Sejumlah wali santri mempertanyakan kepastian masa depan anak-anak mereka, apabila pondok pesantren tersebut benar-benar ditutup.

Mereka meminta pemerintah segera menyiapkan solusi agar proses pendidikan para santri tidak terhenti.

Usai RDP, terjadi perbincangan antara salah seorang wali santri dengan perwakilan TRC PPA Kaltim.

Dalam percakapan tersebut, wali santri menyampaikan pandangannya bahwa TRC PPA Kaltim dinilai menjadi salah satu pihak yang mendorong lahirnya rekomendasi penutupan pondok pesantren.

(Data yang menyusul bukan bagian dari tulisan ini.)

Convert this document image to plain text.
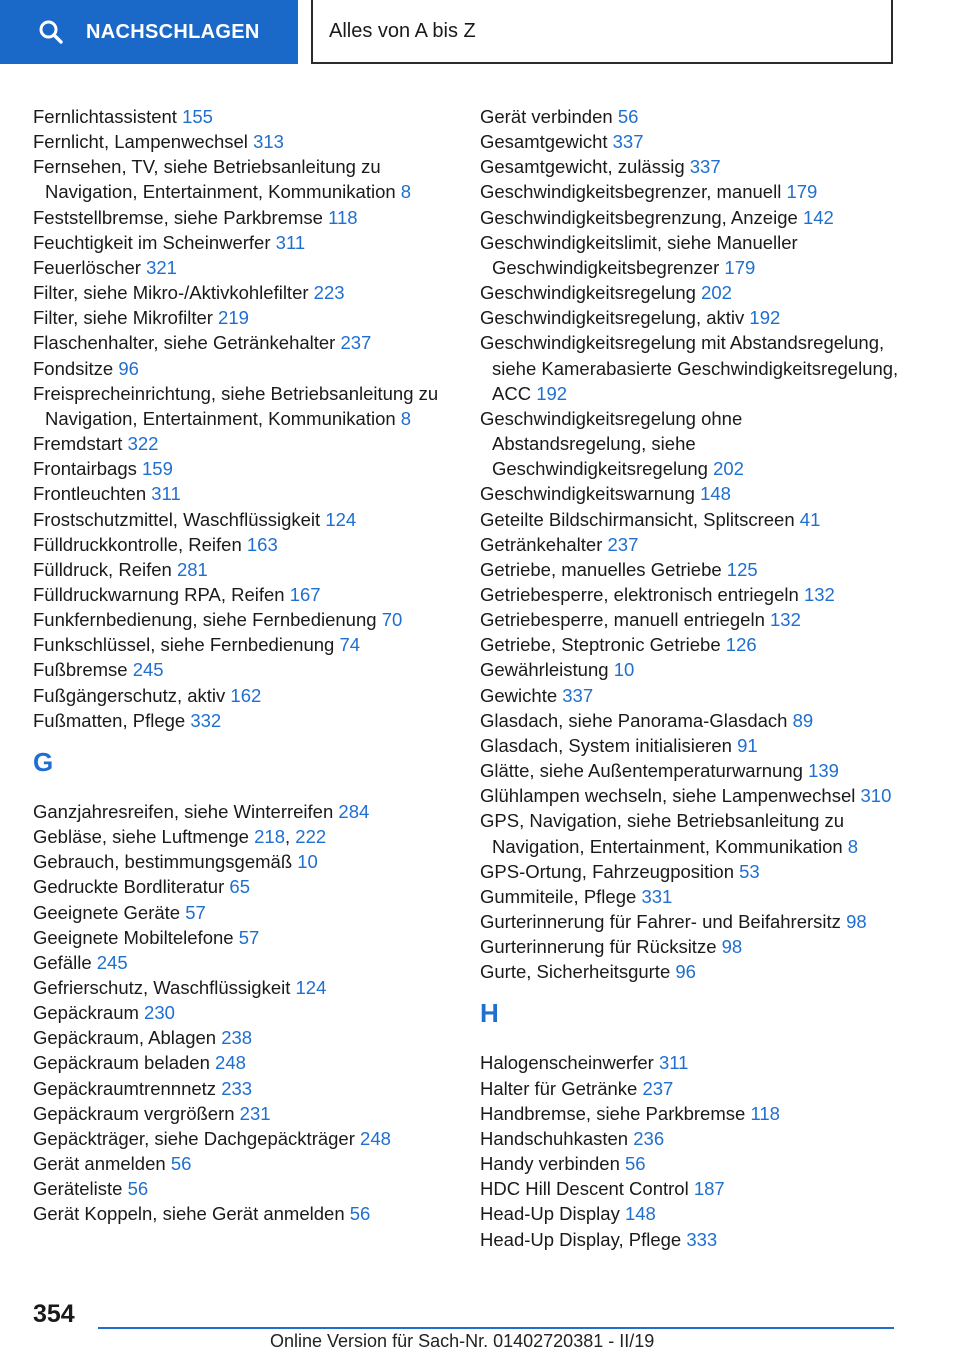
NACHSCHLAGEN	Alles von A bis Z
Fernlichtassistent 155
Fernlicht, Lampenwechsel 313
Fernsehen, TV, siehe Betriebsanleitung zu Navigation, Entertainment, Kommunikation 8
Feststellbremse, siehe Parkbremse 118
Feuchtigkeit im Scheinwerfer 311
Feuerlöscher 321
Filter, siehe Mikro-/Aktivkohlefilter 223
Filter, siehe Mikrofilter 219
Flaschenhalter, siehe Getränkehalter 237
Fondsitze 96
Freisprecheinrichtung, siehe Betriebsanleitung zu Navigation, Entertainment, Kommunikation 8
Fremdstart 322
Frontairbags 159
Frontleuchten 311
Frostschutzmittel, Waschflüssigkeit 124
Fülldruckkontrolle, Reifen 163
Fülldruck, Reifen 281
Fülldruckwarnung RPA, Reifen 167
Funkfernbedienung, siehe Fernbedienung 70
Funkschlüssel, siehe Fernbedienung 74
Fußbremse 245
Fußgängerschutz, aktiv 162
Fußmatten, Pflege 332
G
Ganzjahresreifen, siehe Winterreifen 284
Gebläse, siehe Luftmenge 218, 222
Gebrauch, bestimmungsgemäß 10
Gedruckte Bordliteratur 65
Geeignete Geräte 57
Geeignete Mobiltelefone 57
Gefälle 245
Gefrierschutz, Waschflüssigkeit 124
Gepäckraum 230
Gepäckraum, Ablagen 238
Gepäckraum beladen 248
Gepäckraumtrennnetz 233
Gepäckraum vergrößern 231
Gepäckträger, siehe Dachgepäckträger 248
Gerät anmelden 56
Geräteliste 56
Gerät Koppeln, siehe Gerät anmelden 56
Gerät verbinden 56
Gesamtgewicht 337
Gesamtgewicht, zulässig 337
Geschwindigkeitsbegrenzer, manuell 179
Geschwindigkeitsbegrenzung, Anzeige 142
Geschwindigkeitslimit, siehe Manueller Geschwindigkeitsbegrenzer 179
Geschwindigkeitsregelung 202
Geschwindigkeitsregelung, aktiv 192
Geschwindigkeitsregelung mit Abstandsregelung, siehe Kamerabasierte Geschwindigkeitsregelung, ACC 192
Geschwindigkeitsregelung ohne Abstandsregelung, siehe Geschwindigkeitsregelung 202
Geschwindigkeitswarnung 148
Geteilte Bildschirmansicht, Splitscreen 41
Getränkehalter 237
Getriebe, manuelles Getriebe 125
Getriebesperre, elektronisch entriegeln 132
Getriebesperre, manuell entriegeln 132
Getriebe, Steptronic Getriebe 126
Gewährleistung 10
Gewichte 337
Glasdach, siehe Panorama-Glasdach 89
Glasdach, System initialisieren 91
Glätte, siehe Außentemperaturwarnung 139
Glühlampen wechseln, siehe Lampenwechsel 310
GPS, Navigation, siehe Betriebsanleitung zu Navigation, Entertainment, Kommunikation 8
GPS-Ortung, Fahrzeugposition 53
Gummiteile, Pflege 331
Gurterinnerung für Fahrer- und Beifahrersitz 98
Gurterinnerung für Rücksitze 98
Gurte, Sicherheitsgurte 96
H
Halogenscheinwerfer 311
Halter für Getränke 237
Handbremse, siehe Parkbremse 118
Handschuhkasten 236
Handy verbinden 56
HDC Hill Descent Control 187
Head-Up Display 148
Head-Up Display, Pflege 333
354
Online Version für Sach-Nr. 01402720381 - II/19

"Memang benar penutupan tersebut adalah wewenang Kementerian Agama pusat. Namun putusan itu menjadi pertimbangan atau rekomendasi dari daerah. Pada saat itu kalian (TRC PPA Kaltim) melakukan desakan atau pressure melalui demonstrasi dan berbagai upaya lainnya," ujarnya di perbincangan tersebut.

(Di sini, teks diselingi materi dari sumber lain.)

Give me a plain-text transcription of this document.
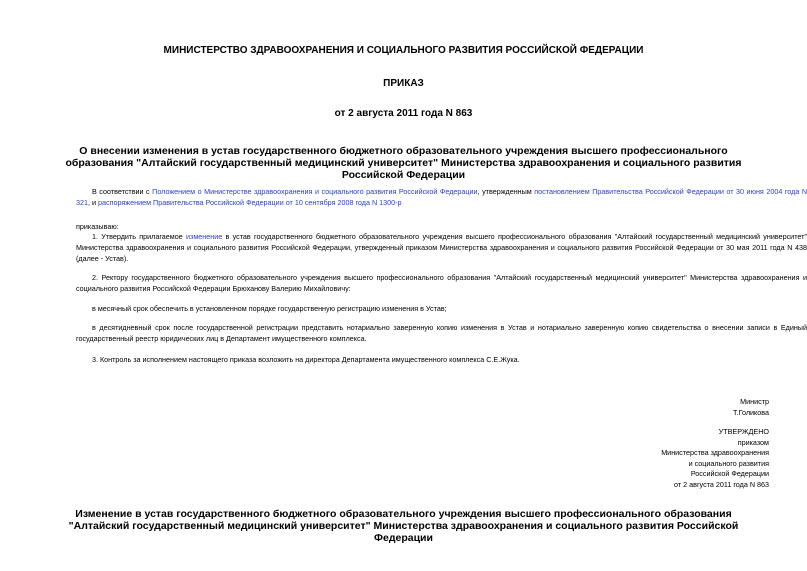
МИНИСТЕРСТВО ЗДРАВООХРАНЕНИЯ И СОЦИАЛЬНОГО РАЗВИТИЯ РОССИЙСКОЙ ФЕДЕРАЦИИ
ПРИКАЗ
от 2 августа 2011 года N 863
О внесении изменения в устав государственного бюджетного образовательного учреждения высшего профессионального образования "Алтайский государственный медицинский университет" Министерства здравоохранения и социального развития Российской Федерации
В соответствии с Положением о Министерстве здравоохранения и социального развития Российской Федерации, утвержденным постановлением Правительства Российской Федерации от 30 июня 2004 года N 321, и распоряжением Правительства Российской Федерации от 10 сентября 2008 года N 1300-р
приказываю:
1. Утвердить прилагаемое изменение в устав государственного бюджетного образовательного учреждения высшего профессионального образования "Алтайский государственный медицинский университет" Министерства здравоохранения и социального развития Российской Федерации, утвержденный приказом Министерства здравоохранения и социального развития Российской Федерации от 30 мая 2011 года N 438 (далее - Устав).
2. Ректору государственного бюджетного образовательного учреждения высшего профессионального образования "Алтайский государственный медицинский университет" Министерства здравоохранения и социального развития Российской Федерации Брюханову Валерию Михайловичу:
в месячный срок обеспечить в установленном порядке государственную регистрацию изменения в Устав;
в десятидневный срок после государственной регистрации представить нотариально заверенную копию изменения в Устав и нотариально заверенную копию свидетельства о внесении записи в Единый государственный реестр юридических лиц в Департамент имущественного комплекса.
3. Контроль за исполнением настоящего приказа возложить на директора Департамента имущественного комплекса С.Е.Жука.
Министр
Т.Голикова
УТВЕРЖДЕНО
приказом
Министерства здравоохранения
и социального развития
Российской Федерации
от 2 августа 2011 года N 863
Изменение в устав государственного бюджетного образовательного учреждения высшего профессионального образования "Алтайский государственный медицинский университет" Министерства здравоохранения и социального развития Российской Федерации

Menanggapi hal ini, perwakilan TRC PPA Kaltim, Sudirman mengatakan, pandangan tersebut merupakan hak setiap orang.

Namun, ia menegaskan langkah yang dilakukan semata-mata didasarkan pada kepentingan perlindungan korban.

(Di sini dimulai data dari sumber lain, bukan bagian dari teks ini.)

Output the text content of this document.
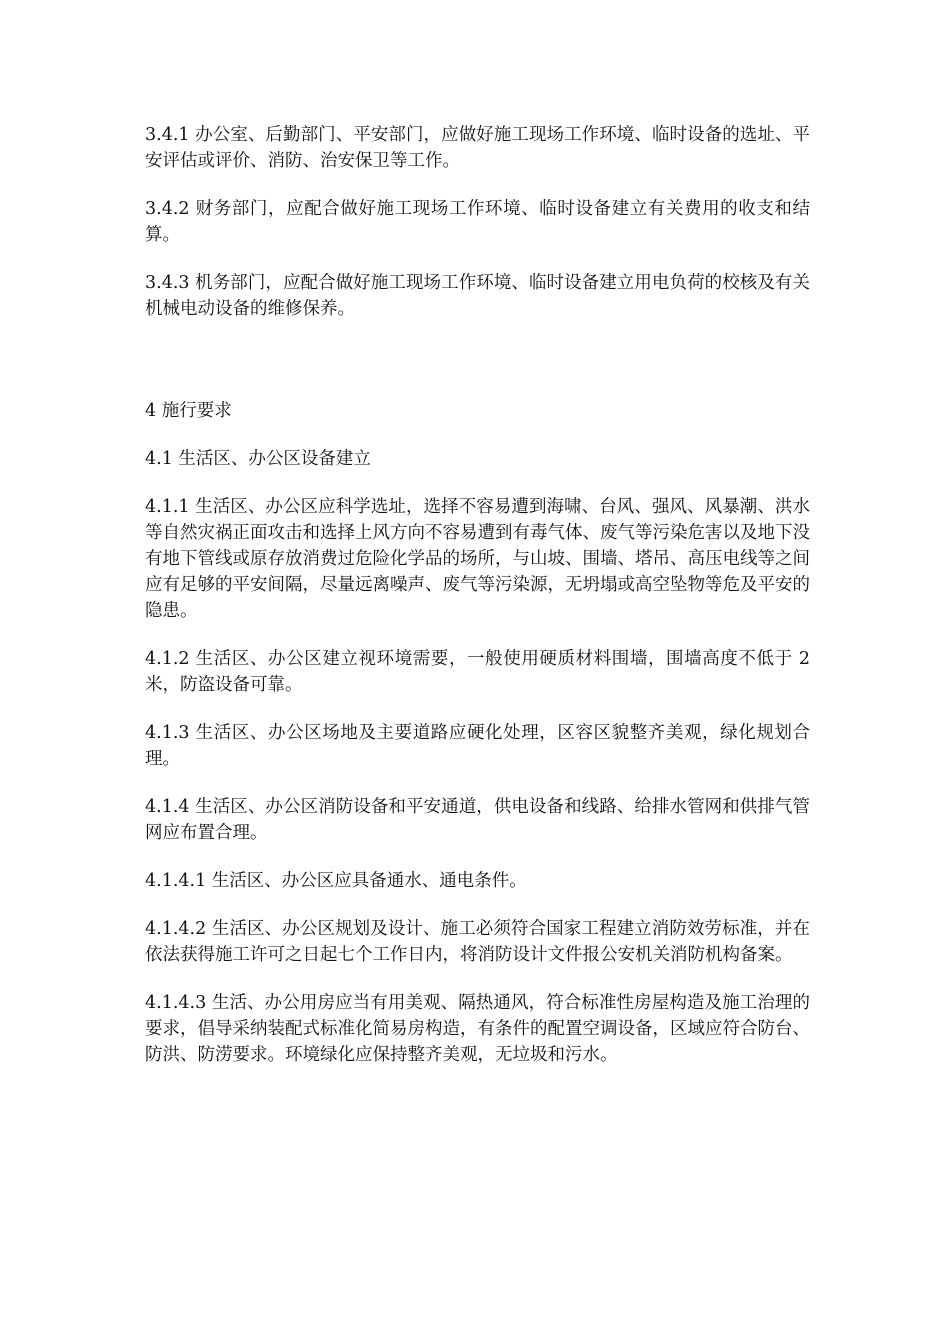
3.4.1 办公室、后勤部门、平安部门，应做好施工现场工作环境、临时设备的选址、平安评估或评价、消防、治安保卫等工作。

3.4.2 财务部门，应配合做好施工现场工作环境、临时设备建立有关费用的收支和结算。

3.4.3 机务部门，应配合做好施工现场工作环境、临时设备建立用电负荷的校核及有关机械电动设备的维修保养。

4 施行要求

4.1 生活区、办公区设备建立

4.1.1 生活区、办公区应科学选址，选择不容易遭到海啸、台风、强风、风暴潮、洪水等自然灾祸正面攻击和选择上风方向不容易遭到有毒气体、废气等污染危害以及地下没有地下管线或原存放消费过危险化学品的场所，与山坡、围墙、塔吊、高压电线等之间应有足够的平安间隔，尽量远离噪声、废气等污染源，无坍塌或高空坠物等危及平安的隐患。

4.1.2 生活区、办公区建立视环境需要，一般使用硬质材料围墙，围墙高度不低于 2 米，防盗设备可靠。

4.1.3 生活区、办公区场地及主要道路应硬化处理，区容区貌整齐美观，绿化规划合理。

4.1.4 生活区、办公区消防设备和平安通道，供电设备和线路、给排水管网和供排气管网应布置合理。

4.1.4.1 生活区、办公区应具备通水、通电条件。

4.1.4.2 生活区、办公区规划及设计、施工必须符合国家工程建立消防效劳标准，并在依法获得施工许可之日起七个工作日内，将消防设计文件报公安机关消防机构备案。

4.1.4.3 生活、办公用房应当有用美观、隔热通风，符合标准性房屋构造及施工治理的要求，倡导采纳装配式标准化简易房构造，有条件的配置空调设备，区域应符合防台、防洪、防涝要求。环境绿化应保持整齐美观，无垃圾和污水。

"Itu adalah salah satu pemikiran dari yang bersangkutan dan sah-sah saja jika beliau berpandangan seperti itu. Tapi saya sampaikan, hari ini kita bisa berbicara seperti ini karena kita bukan berada di posisi korban. Kami di TRC menempatkan diri pada posisi korban," katanya.

Menurutnya, korban dalam kejadian tersebut merupakan para santriwati dan santri yang mengalami dugaan tindak kekerasan maupun permasalahan lain yang kini sedang memperjuangkan keadilan.

"Kondisi para korban sangat luar biasa. Kita boleh tersenyum atau merasa tidak terdampak karena memang kita bukan korban. Yang harus dipikirkan adalah bagaimana mereka mendapatkan keadilan dan perlindungan," ucapnya.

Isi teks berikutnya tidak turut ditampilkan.